I always feel vaguely like I’m cheating on Good Friday. I’ve read ahead; I know the ending to this story. Despite the biggest plot twist in the history of literature (God died, you guys), I find it difficult sometimes to really get in the posture of mourning when I know that—spoiler alert!—he’s coming back. He died with purpose. Wait until Sunday and we get to celebrate again. As Fleming Rutledge says in her introduction to The Undoing of Death, “The light of Easter Day now shines in perpetuity on the week of the Passion and gives us hope even in the midst of the darkest night. For those who believe in Jesus, the Cross is backlit by the dawn of God’s new day.”
So what’s the point? Why observe this day every year? Can’t we please skip ahead to Sunday? I want my chocolate.
Last week at Festival of Faith and Writing Anne Lamott quoted Barbara Johnson: “We are Easter people living in a Good Friday world.”
Here’s the thing: in our Good Friday world, awful things happen. Every day. A ferry with a bunch of high schoolers sinks. Someone bombs the finish line at the Boston marathon. A deeply troubled kid shoots twenty children at Sandy Hook Elementary. Friends die too young and children who couldn’t possibly deserve it are ill or starving or alone in the world. Lousy people have unwanted children who get neglected; stellar would-be parents can’t conceive.
And we don’t get to read ahead to the ends of those stories.
Today—Good Friday—is practice. We mourn, but with hope because we know the end of the story this time. So then the next time the sheer awfulness of the world hits us in the gut again we might remember the motions. Maybe when someone we love is dying too young and we want nothing more than to rail at the world—forget God, who wants to talk to God when he could fix it and he’s (extremely rudely) not doing so—about how stupid and unfair it all is and what a terrible waste—
maybe we’ll remember what it feels like to have hope in those darkest of hours. To trust that God is still at work, somehow, even when it feels like he’s abandoned everything or possibly never existed in the first place.
Maybe—not right away, mind you, because we’re still human after all, and the world can be terrible . . .
But maybe some time after next time we spend all day suffering and mourning and wondering where God is and what the hell he thinks he’s doing . . .
Maybe we’ll be able to remember that we’re Easter people.
I think that at some point, without practice, we would forget how to come out of Good Friday mode, because this Good Friday world is relentless.

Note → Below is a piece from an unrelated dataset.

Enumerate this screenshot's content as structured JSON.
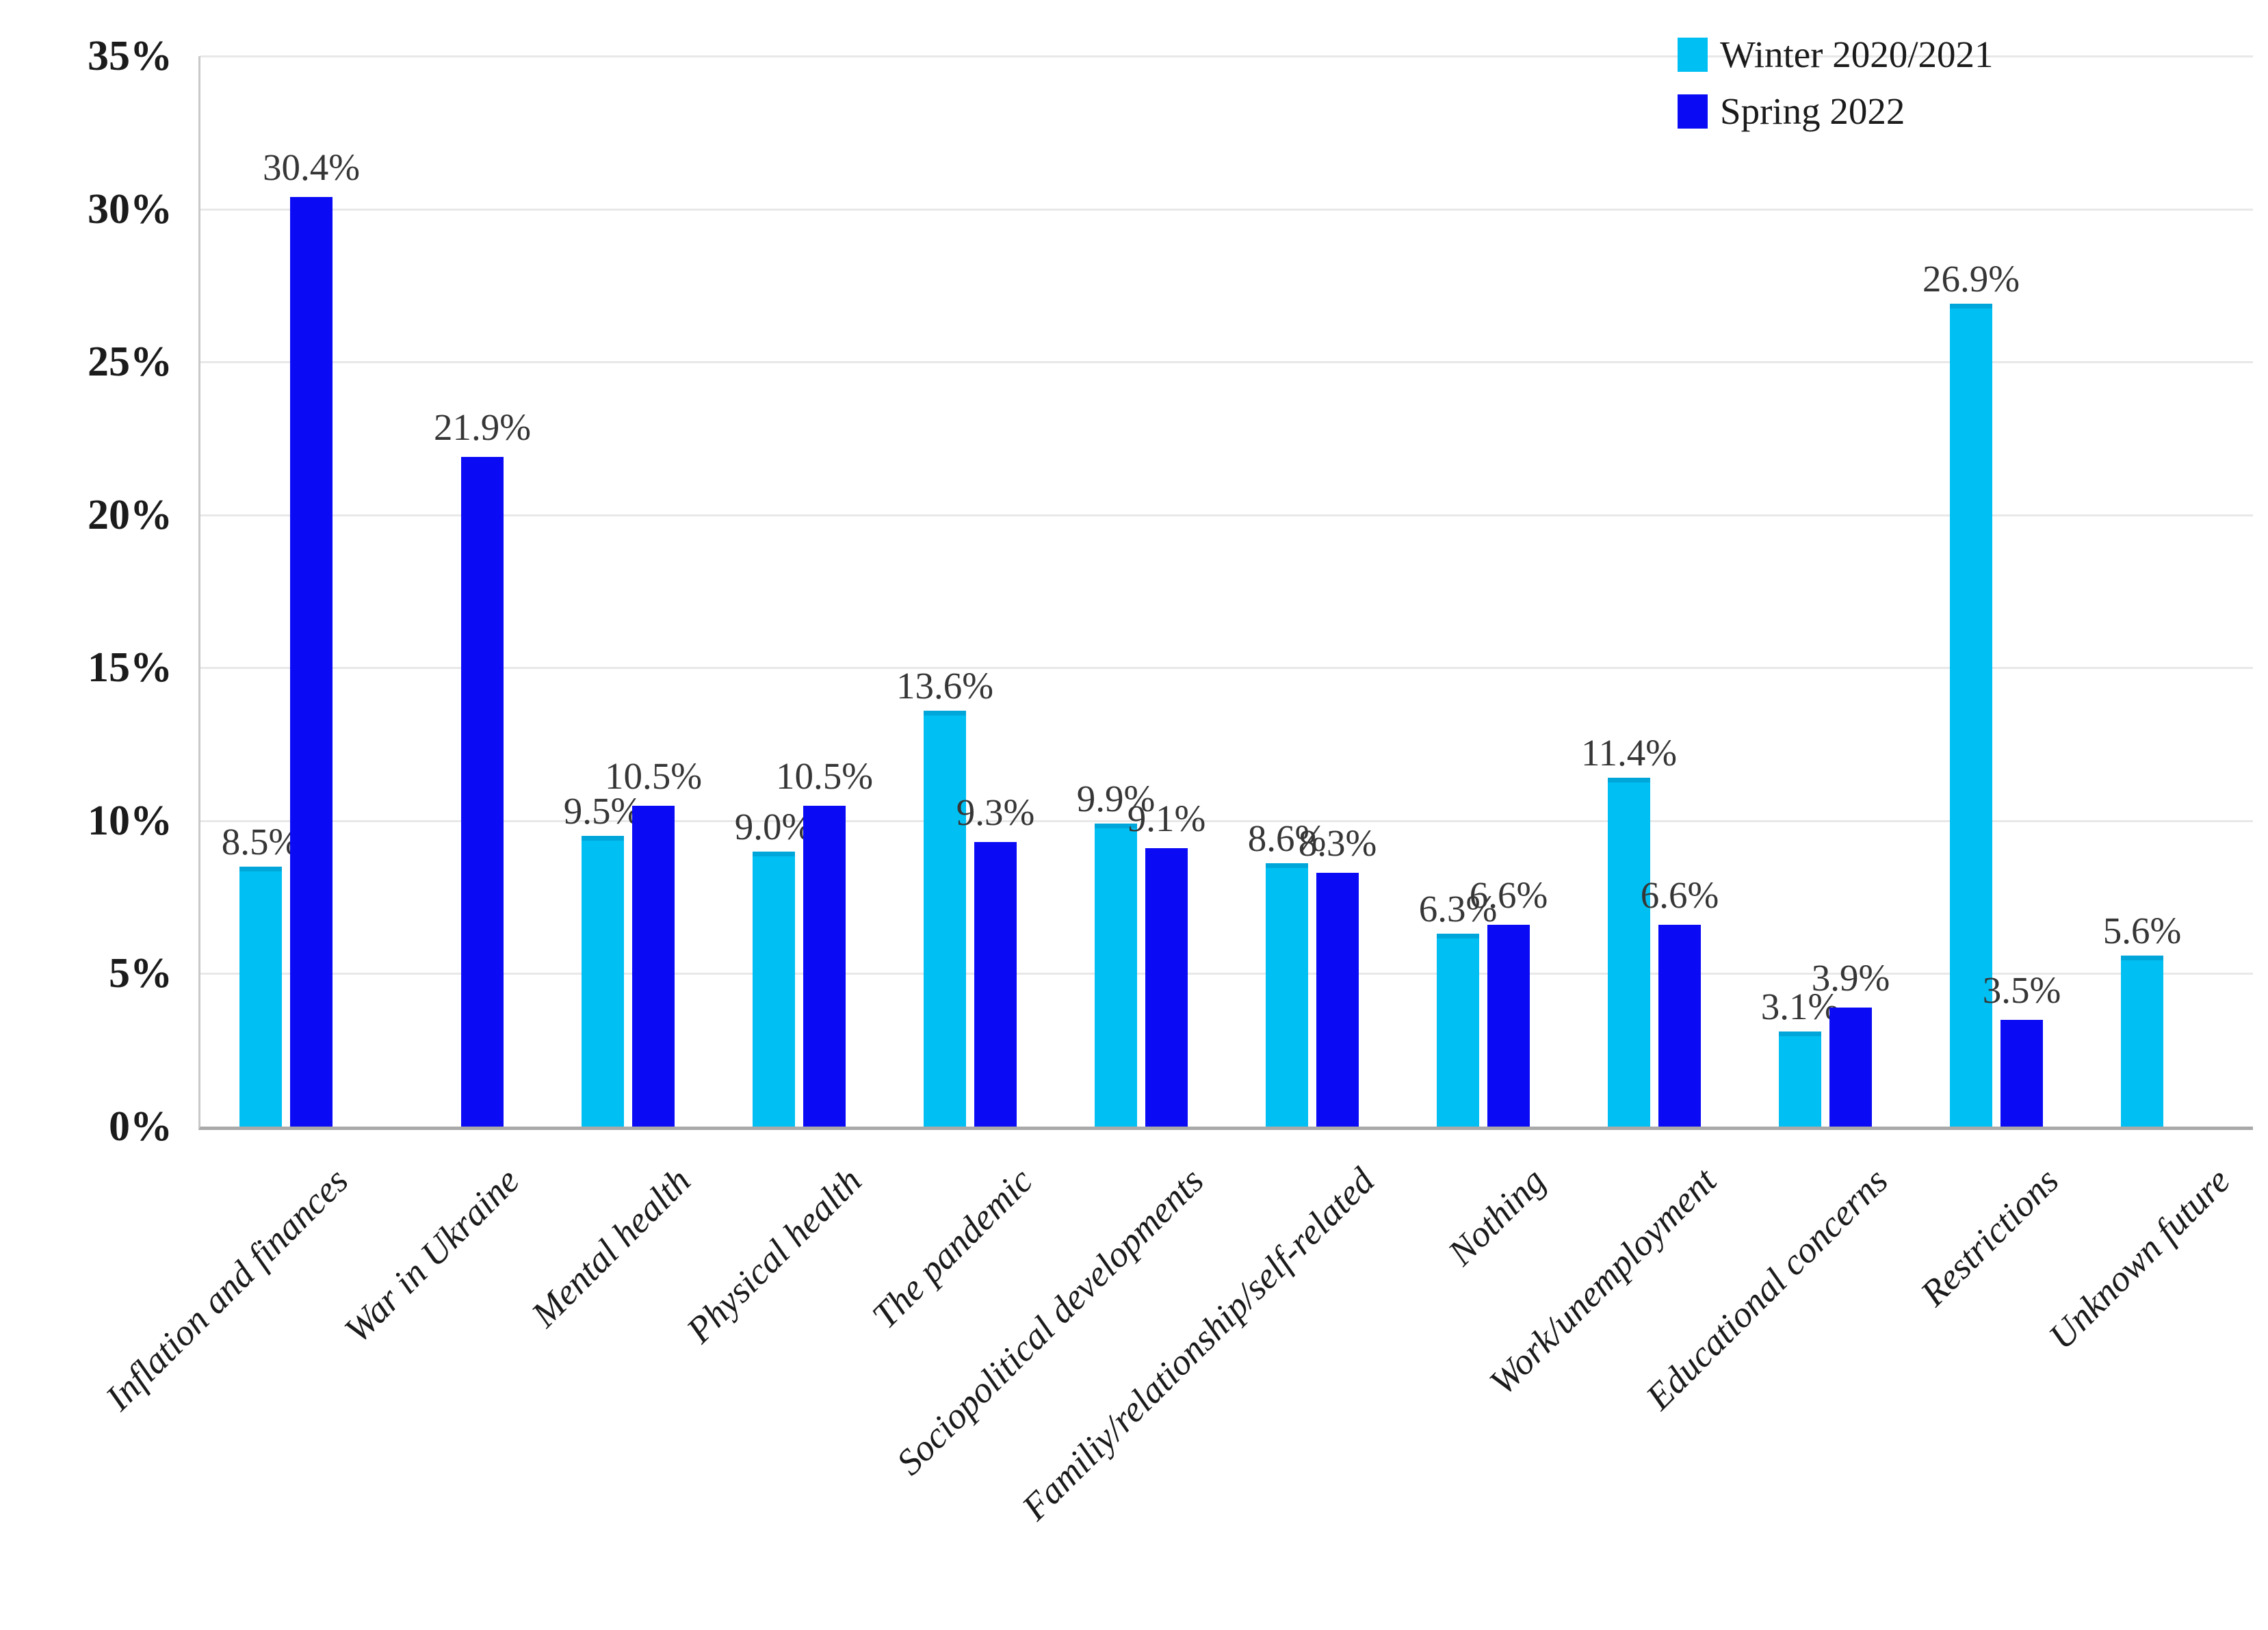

We would forget that even in those darkest, awfullest hours when we’ve given up all hope, God is still at work.
I’ll close with Fleming Rutledge again, who says it all more eloquently than I could ever hope to, from one of her Good Friday sermons:
We do not offer “answers” today. God did not give us an “answer”; he gave his only Son. What we offer today is the divine drama: the King must die. All our stories are gathered up into the story of the humiliation of the Son of God. . . . This makes no earthly sense, but it is this ‘strange work’ which enables us to hold on in the dark. In the darkness at noon that descended on Calvary, God’s hand was invisibly at work. This action of God is not made known in a blaze of light so that the whole world will be stunned into submission. It is made known in the darkness of the grave.
Here is the Lord’s Word for all who have gathered at the foot of the Cross today. If you know what it is like to feel abandoned by God, if you have wondered if Christian faith isn’t in fact a hoax and a sham, if you feel that pain and loneliness are a cruel joke on people who are fool enough to trust a God who doesn’t appear to be around when you need him, Good Friday is for you. In this inconceivable action of submission to the very worst that “the world, the flesh and the Devil” can do, the Father and the Son together, in the power of the Holy Spirit, have completed the work of salvation.
Blessed are those who have eyes to see and ears to hear that Christ’s completed work is accomplished precisely in the moment of seeming defeat.